One particular application that could use such a representation scheme is video processing. Methods are available for extracting, compressing, searching, and classifying video objects, see for example the various MPEG standards. No such methods exist for "audio" objects, other than when the audio objects are speech.
For example, it maybe desired to search through a video library to locate all video segments where John Wayne is galloping on a horse while firing his six-shooter. Certainly it is possible to visually identify John Wayne or a horse. But it much more difficult to pick out the rhythmic clippidy-clop of a galloping horse, and the staccato percussions of a revolver. Recognition of audio events can delineate action in video.
Another application that could use the representation is sound synthesis. It is not until the features of a sound are identified before it becomes possible to synthetically generate a sound, other than be trail and error.
In the prior art, representations for non-speech sounds have usually focused on particular classes of non-speech sound, for example, simulating and identifying specific musical instruments, distinguishing submarine sounds from ambient sea sounds and recognition of underwater mammals by their utterances. Each of these applications requires a particular arrangement of acoustic features that do not generalize beyond the specific application.

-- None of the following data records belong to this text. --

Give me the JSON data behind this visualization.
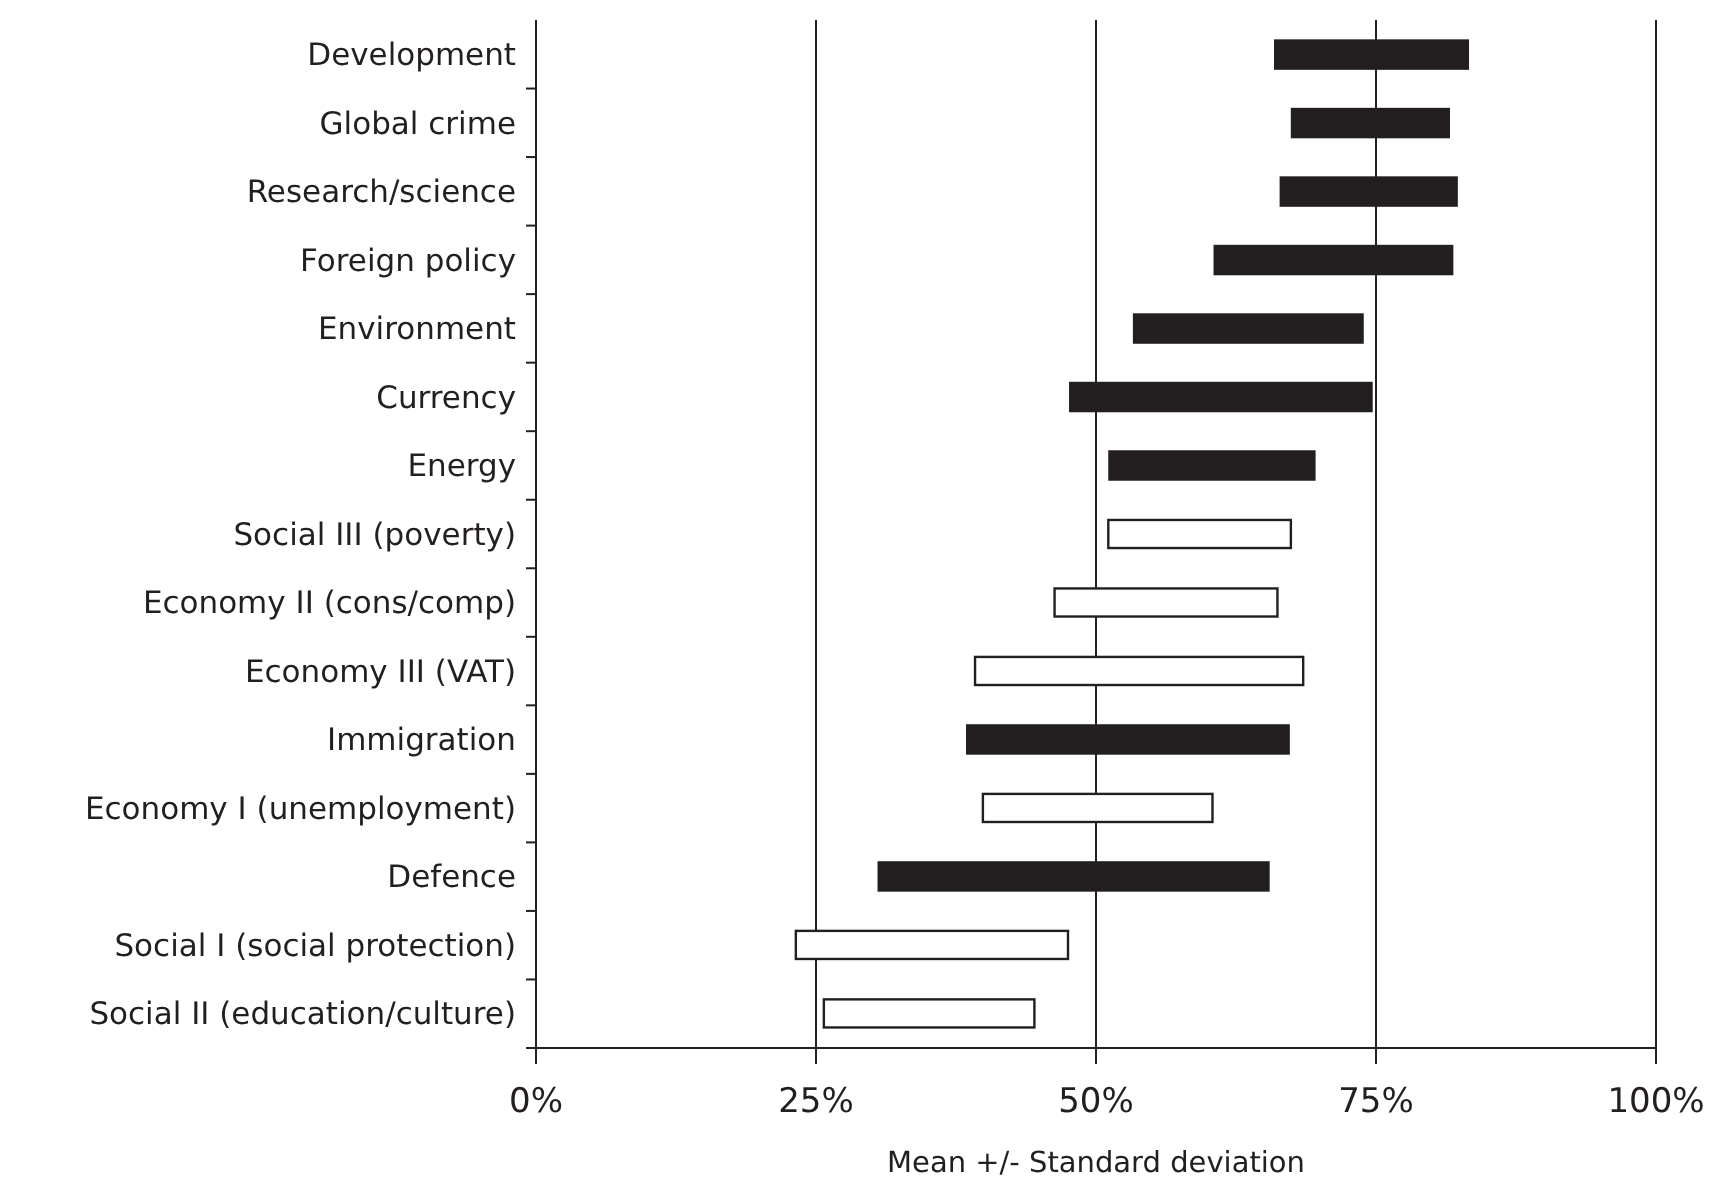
{
  "chart_data": {
    "type": "bar",
    "orientation": "horizontal",
    "xlabel": "Mean +/- Standard deviation",
    "categories": [
      "Development",
      "Global crime",
      "Research/science",
      "Foreign policy",
      "Environment",
      "Currency",
      "Energy",
      "Social III (poverty)",
      "Economy II (cons/comp)",
      "Economy III (VAT)",
      "Immigration",
      "Economy I (unemployment)",
      "Defence",
      "Social I (social protection)",
      "Social II (education/culture)"
    ],
    "base": [
      66,
      67.5,
      66.5,
      60.6,
      53.4,
      47.7,
      51.2,
      51.1,
      46.3,
      39.2,
      38.5,
      39.9,
      30.6,
      23.2,
      25.7
    ],
    "values": [
      17.2,
      14,
      15.7,
      21.2,
      20.4,
      26.9,
      18.3,
      16.3,
      19.9,
      29.3,
      28.7,
      20.5,
      34.8,
      24.3,
      18.8
    ],
    "colors": [
      "#231f20",
      "#231f20",
      "#231f20",
      "#231f20",
      "#231f20",
      "#231f20",
      "#231f20",
      "#ffffff",
      "#ffffff",
      "#ffffff",
      "#231f20",
      "#ffffff",
      "#231f20",
      "#ffffff",
      "#ffffff"
    ],
    "xlim": [
      0,
      100
    ],
    "xticks": [
      {
        "value": 0,
        "label": "0%"
      },
      {
        "value": 25,
        "label": "25%"
      },
      {
        "value": 50,
        "label": "50%"
      },
      {
        "value": 75,
        "label": "75%"
      },
      {
        "value": 100,
        "label": "100%"
      }
    ],
    "grid": "x"
  }
}
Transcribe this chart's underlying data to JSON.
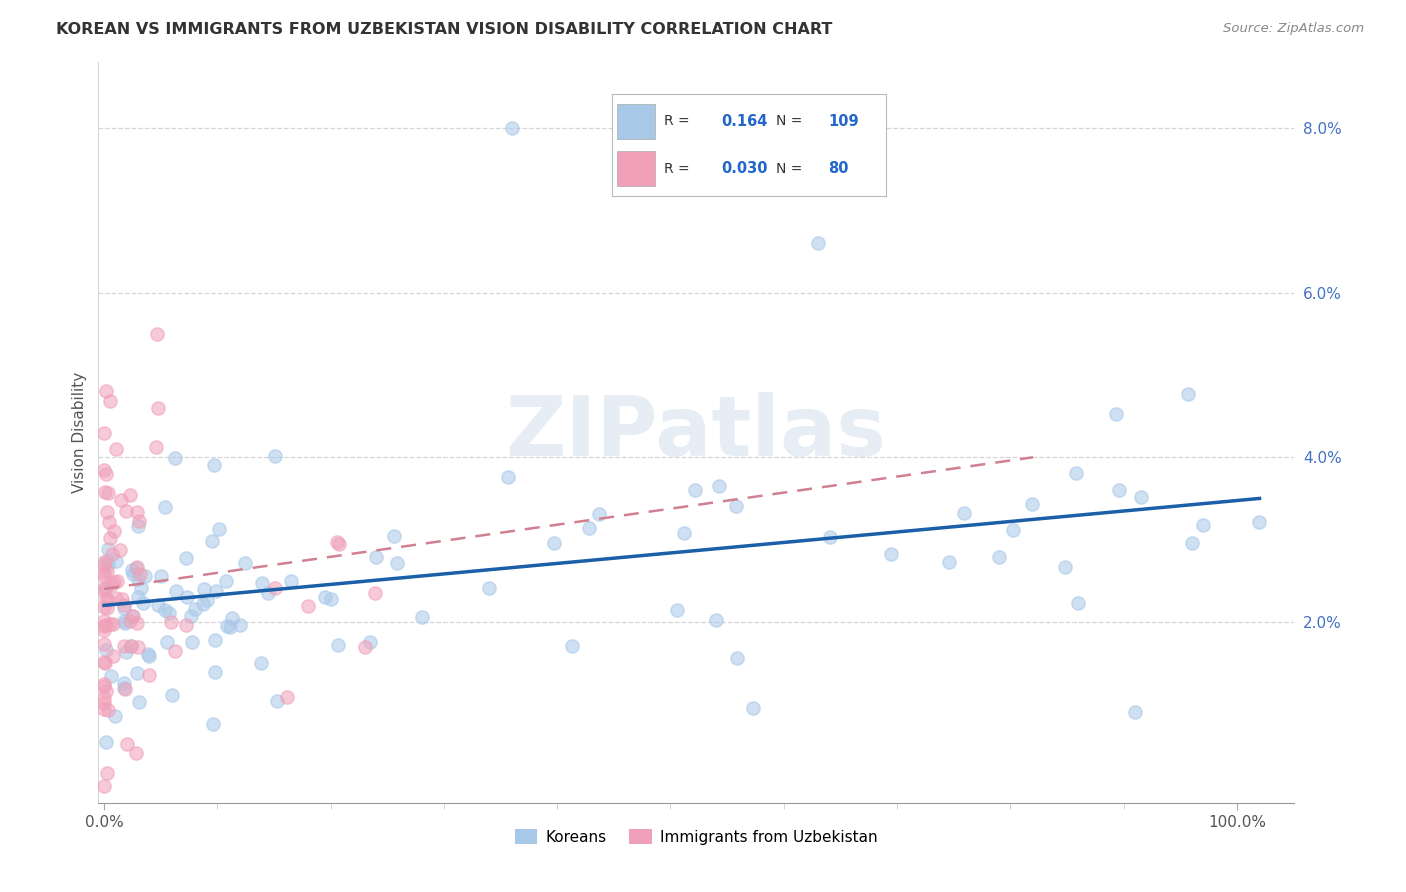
{
  "title": "KOREAN VS IMMIGRANTS FROM UZBEKISTAN VISION DISABILITY CORRELATION CHART",
  "source": "Source: ZipAtlas.com",
  "ylabel": "Vision Disability",
  "watermark": "ZIPatlas",
  "legend_korean_R": "0.164",
  "legend_korean_N": "109",
  "legend_uzbek_R": "0.030",
  "legend_uzbek_N": "80",
  "korean_color": "#a8c8e8",
  "uzbek_color": "#f0a0b8",
  "korean_line_color": "#1a5fa8",
  "uzbek_line_color": "#d08090",
  "background_color": "#ffffff",
  "grid_color": "#cccccc",
  "ylim": [
    -0.002,
    0.088
  ],
  "xlim": [
    -0.005,
    1.05
  ],
  "yticks": [
    0.02,
    0.04,
    0.06,
    0.08
  ],
  "ytick_labels": [
    "2.0%",
    "4.0%",
    "6.0%",
    "8.0%"
  ],
  "korean_line_x0": 0.0,
  "korean_line_x1": 1.02,
  "korean_line_y0": 0.022,
  "korean_line_y1": 0.035,
  "uzbek_line_x0": 0.0,
  "uzbek_line_x1": 0.82,
  "uzbek_line_y0": 0.024,
  "uzbek_line_y1": 0.04
}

In addition to these specific applications, other work has focused on developing generalized acoustic scene analysis representations. This research has become known as Computational Auditory Scene Analysis. These systems require a lot of computational effort due to their algorithmic complexity. Typically, they use heuristic schemes from Artificial Intelligence as well as various inference schemes. Whilst such systems provide valuable insight into the difficult problem of acoustic representations, the performance of such systems has never been demonstrated to be satisfactory with respect to classification and synthesis of acoustic signals in a mixture.
Therefore, there is a need for a robust and reliable representation that can deal with a broad class of signal mixtures.